Pre-1994 history of NATL's hammock ecosystem


When NATL-west was established in 1994, its hammock vegetation showed the effects of previous disturbances. The portion north of Division Trail (the part now in NATL's public area and home to the Hammock Nature Trail) had clearly been disturbed more recently and more severely than the portion to the south. Most of the northern portion had an overstory of loblolly pines that were 40-50 years old and an understory of hammock hardwoods.

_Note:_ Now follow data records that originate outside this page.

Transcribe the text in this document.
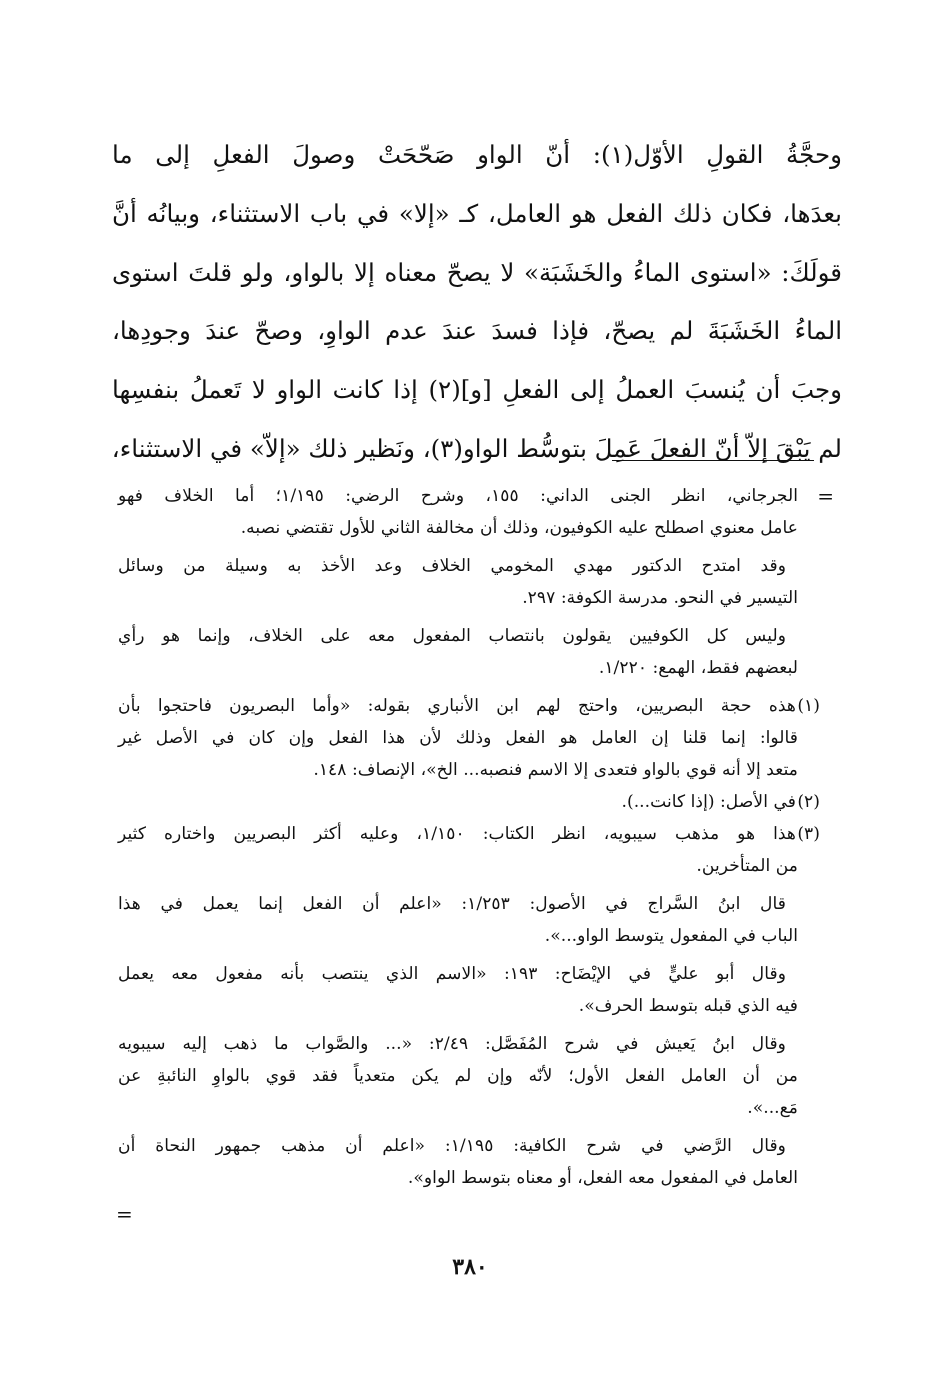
وحجَّةُ القولِ الأوّل(١): أنّ الواو صَحّحَتْ وصولَ الفعلِ إلى ما
بعدَها، فكان ذلك الفعل هو العامل، كـ «إلا» في باب الاستثناء، وبيانُه أنَّ
قولَكَ: «استوى الماءُ والخَشَبَة» لا يصحّ معناه إلا بالواو، ولو قلتَ استوى
الماءُ الخَشَبَةَ لم يصحّ، فإذا فسدَ عندَ عدم الواوِ، وصحّ عندَ وجودِها،
وجبَ أن يُنسبَ العملُ إلى الفعلِ [و](٢) إذا كانت الواو لا تَعملُ بنفسِها
لم يَبْقَ إلاّ أنّ الفعلَ عَمِلَ بتوسُّط الواو(٣)، ونَظير ذلك «إلاّ» في الاستثناء،
=
الجرجاني، انظر الجنى الداني: ١٥٥، وشرح الرضي: ١/١٩٥؛ أما الخلاف فهو
عامل معنوي اصطلح عليه الكوفيون، وذلك أن مخالفة الثاني للأول تقتضي نصبه.
وقد امتدح الدكتور مهدي المخومي الخلاف وعد الأخذ به وسيلة من وسائل
التيسير في النحو. مدرسة الكوفة: ٢٩٧.
وليس كل الكوفيين يقولون بانتصاب المفعول معه على الخلاف، وإنما هو رأي
لبعضهم فقط، الهمع: ١/٢٢٠.
(١)هذه حجة البصريين، واحتج لهم ابن الأنباري بقوله: «وأما البصريون فاحتجوا بأن
قالوا: إنما قلنا إن العامل هو الفعل وذلك لأن هذا الفعل وإن كان في الأصل غير
متعد إلا أنه قوي بالواو فتعدى إلا الاسم فنصبه... الخ»، الإنصاف: ١٤٨.
(٢)في الأصل: (إذا كانت...).
(٣)هذا هو مذهب سيبويه، انظر الكتاب: ١/١٥٠، وعليه أكثر البصريين واختاره كثير
من المتأخرين.
قال ابنُ السَّراج في الأصول: ١/٢٥٣: «اعلم أن الفعل إنما يعمل في هذا
الباب في المفعول يتوسط الواو...».
وقال أبو عليٍّ في الإيْضَاح: ١٩٣: «الاسم الذي ينتصب بأنه مفعول معه يعمل
فيه الذي قبله بتوسط الحرف».
وقال ابنُ يَعيش في شرح المُفَصَّل: ٢/٤٩: «... والصَّواب ما ذهب إليه سيبويه
من أن العامل الفعل الأول؛ لأنّه وإن لم يكن متعدياً فقد قوي بالواوِ النائبةِ عن
مَع...».
وقال الرَّضي في شرح الكافية: ١/١٩٥: «اعلم أن مذهب جمهور النحاة أن
العامل في المفعول معه الفعل، أو معناه بتوسط الواو».
=
٣٨٠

Aerial photographs made by the Soil Conservation Service beginning in 1937 (see aerial photographs and post-WWII history of NATL ) indicate that only the southeast extreme of NATL-west's public-area hammock existed when the University of Florida acquired the land in 1944. They also show trails made by livestock. In other words, most of this part of NATL's hammock had been cleared and had become a grazed field before it was abandoned to succession ca 60 years ago.

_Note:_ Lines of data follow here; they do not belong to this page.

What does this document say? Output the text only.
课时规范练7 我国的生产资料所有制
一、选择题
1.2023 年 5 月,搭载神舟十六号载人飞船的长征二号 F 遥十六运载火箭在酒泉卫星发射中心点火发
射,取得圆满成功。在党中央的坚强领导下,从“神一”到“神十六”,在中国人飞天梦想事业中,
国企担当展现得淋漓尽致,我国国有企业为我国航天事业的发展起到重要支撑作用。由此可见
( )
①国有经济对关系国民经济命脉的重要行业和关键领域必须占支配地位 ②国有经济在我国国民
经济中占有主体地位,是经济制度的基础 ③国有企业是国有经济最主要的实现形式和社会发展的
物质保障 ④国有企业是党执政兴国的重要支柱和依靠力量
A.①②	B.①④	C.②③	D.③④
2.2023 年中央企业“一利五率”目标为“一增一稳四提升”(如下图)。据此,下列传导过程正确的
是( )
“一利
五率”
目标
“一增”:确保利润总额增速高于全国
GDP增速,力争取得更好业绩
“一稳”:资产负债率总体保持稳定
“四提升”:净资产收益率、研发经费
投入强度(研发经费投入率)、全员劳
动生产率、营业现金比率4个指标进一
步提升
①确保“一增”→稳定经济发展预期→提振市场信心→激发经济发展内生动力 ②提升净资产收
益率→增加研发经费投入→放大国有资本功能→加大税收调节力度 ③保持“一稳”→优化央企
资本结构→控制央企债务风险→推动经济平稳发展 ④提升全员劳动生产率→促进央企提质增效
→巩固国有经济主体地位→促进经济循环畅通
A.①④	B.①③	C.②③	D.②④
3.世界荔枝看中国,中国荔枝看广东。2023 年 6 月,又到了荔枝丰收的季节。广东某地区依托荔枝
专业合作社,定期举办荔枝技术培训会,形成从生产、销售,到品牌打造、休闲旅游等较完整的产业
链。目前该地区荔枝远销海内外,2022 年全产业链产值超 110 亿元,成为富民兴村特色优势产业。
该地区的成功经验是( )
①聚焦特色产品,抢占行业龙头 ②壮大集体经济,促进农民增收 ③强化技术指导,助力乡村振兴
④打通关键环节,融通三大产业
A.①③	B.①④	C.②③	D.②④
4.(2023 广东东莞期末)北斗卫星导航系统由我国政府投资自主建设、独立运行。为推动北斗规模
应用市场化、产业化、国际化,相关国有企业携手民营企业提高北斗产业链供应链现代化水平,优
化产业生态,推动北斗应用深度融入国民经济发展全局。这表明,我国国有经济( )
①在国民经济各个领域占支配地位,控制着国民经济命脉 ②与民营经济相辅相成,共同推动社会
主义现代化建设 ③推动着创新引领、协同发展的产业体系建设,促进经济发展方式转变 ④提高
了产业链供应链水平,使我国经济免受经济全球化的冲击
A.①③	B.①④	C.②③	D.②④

The southern portion of NATL-west's hammock ecosystem and the southeast corner of the northern portion have limestone near the surface and the aerial photographs give no indication of earlier clearing. In 1994 these parts of NATL had many broadleaved trees of impressive diameters-most notably pignut hickories and sweet gums. Scattered among the mature hardwoods were loblolly pines that were of approximately the same age and large enough to have been established before 1910. Incremental boring of the still surviving loblollies should better define the date. The only one dated thus far was estimated to have germinated in 1894 (see Jeff Morton's final report of his Minigrant project). Because loblollies become established in hammocks only where sunlight reaches the forest floor, something must have taken out canopy trees at numerous spots at about the same time. Candidate disturbances are major windstorms and logging of the most valuable trees. A windstorm of sufficient magnitude was Hurricane 4 of 1896 that came ashore at Cedar Key and left a path of destruction northeastward to near Jacksonville. One report claimed, "The timber interests are ruined, and not a tree suitable for a saw-log remains between the Waccasassa and Suwanee Rivers."1 Much later, during the period that the northern portion of NATL's hammock was exposed to grazing, the southern portion was exposed to browsing.

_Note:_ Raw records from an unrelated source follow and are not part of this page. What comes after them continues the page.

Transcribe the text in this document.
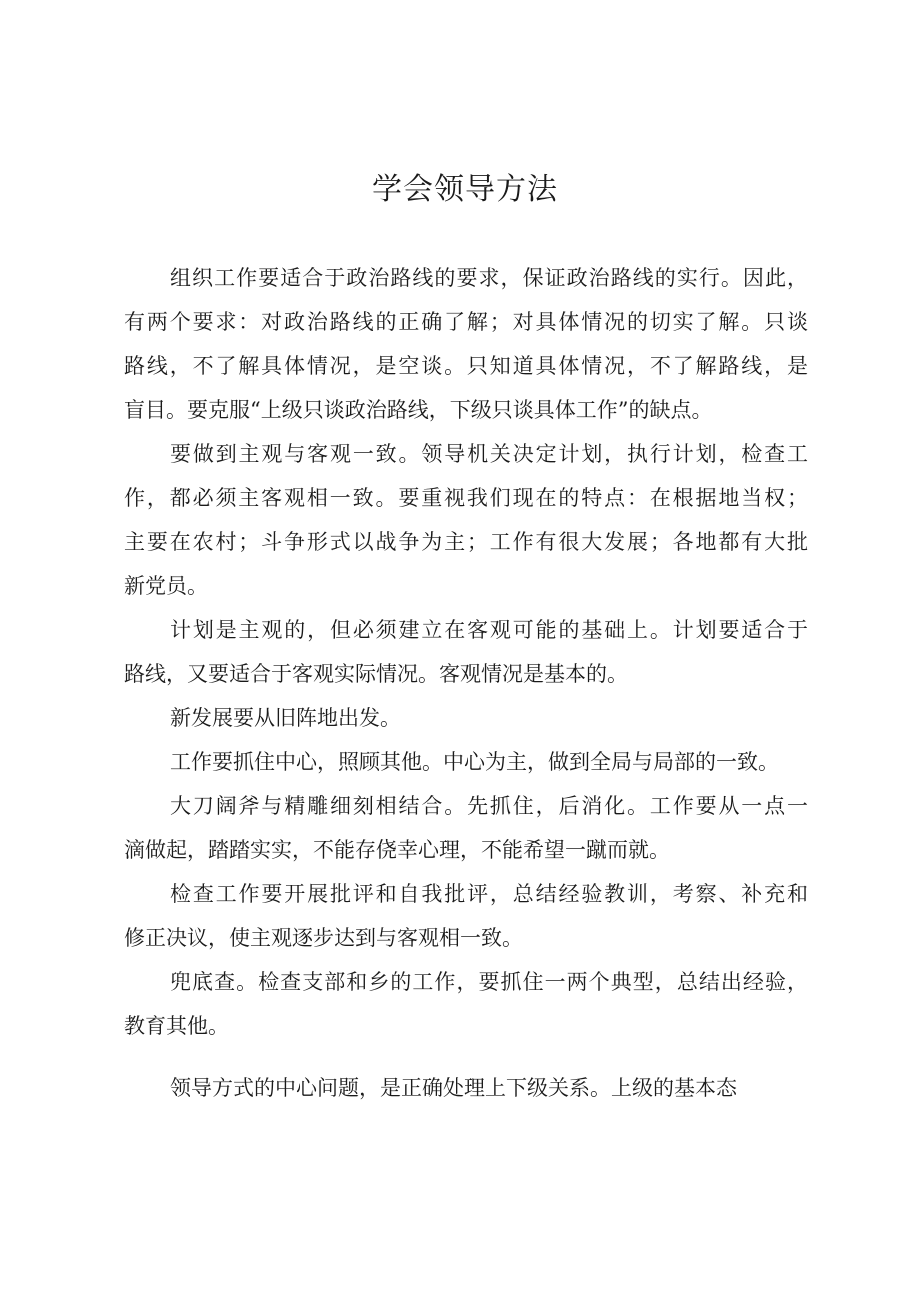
学会领导方法

组织工作要适合于政治路线的要求，保证政治路线的实行。因此，
有两个要求：对政治路线的正确了解；对具体情况的切实了解。只谈
路线，不了解具体情况，是空谈。只知道具体情况，不了解路线，是
盲目。要克服“上级只谈政治路线，下级只谈具体工作”的缺点。

要做到主观与客观一致。领导机关决定计划，执行计划，检查工
作，都必须主客观相一致。要重视我们现在的特点：在根据地当权；
主要在农村；斗争形式以战争为主；工作有很大发展；各地都有大批
新党员。

计划是主观的，但必须建立在客观可能的基础上。计划要适合于
路线，又要适合于客观实际情况。客观情况是基本的。

新发展要从旧阵地出发。

工作要抓住中心，照顾其他。中心为主，做到全局与局部的一致。

大刀阔斧与精雕细刻相结合。先抓住，后消化。工作要从一点一
滴做起，踏踏实实，不能存侥幸心理，不能希望一蹴而就。

检查工作要开展批评和自我批评，总结经验教训，考察、补充和
修正决议，使主观逐步达到与客观相一致。

兜底查。检查支部和乡的工作，要抓住一两个典型，总结出经验，
教育其他。

领导方式的中心问题，是正确处理上下级关系。上级的基本态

Between 1944, when the State purchased the land that includes NATL, and 1994, when NATL was founded, a sizable hobo camp, accessed by a path from the parking lot of Bennigan's Restaurant on Archer Road, was established in the hammock between Gasline Trail and NATL's south boundary. Among the earliest actions of the Natural Area Advisory Committee was the cleanup of this campsite (in grid block F11 or G11) and the erection of a new field fence along NATL's south border. (The existing fence was on the ground where the path from Bennigan's crossed into NATL.) In 1990, five college students living near UF were murdered between August 23 and 26. Danny Rollins, the murderer, camped in the hobo camp during his grisly spree.


1Alvin F. Oickle. 2009. The Cedar Keys Hurricane of 1896, History Press, Charleston. p.66.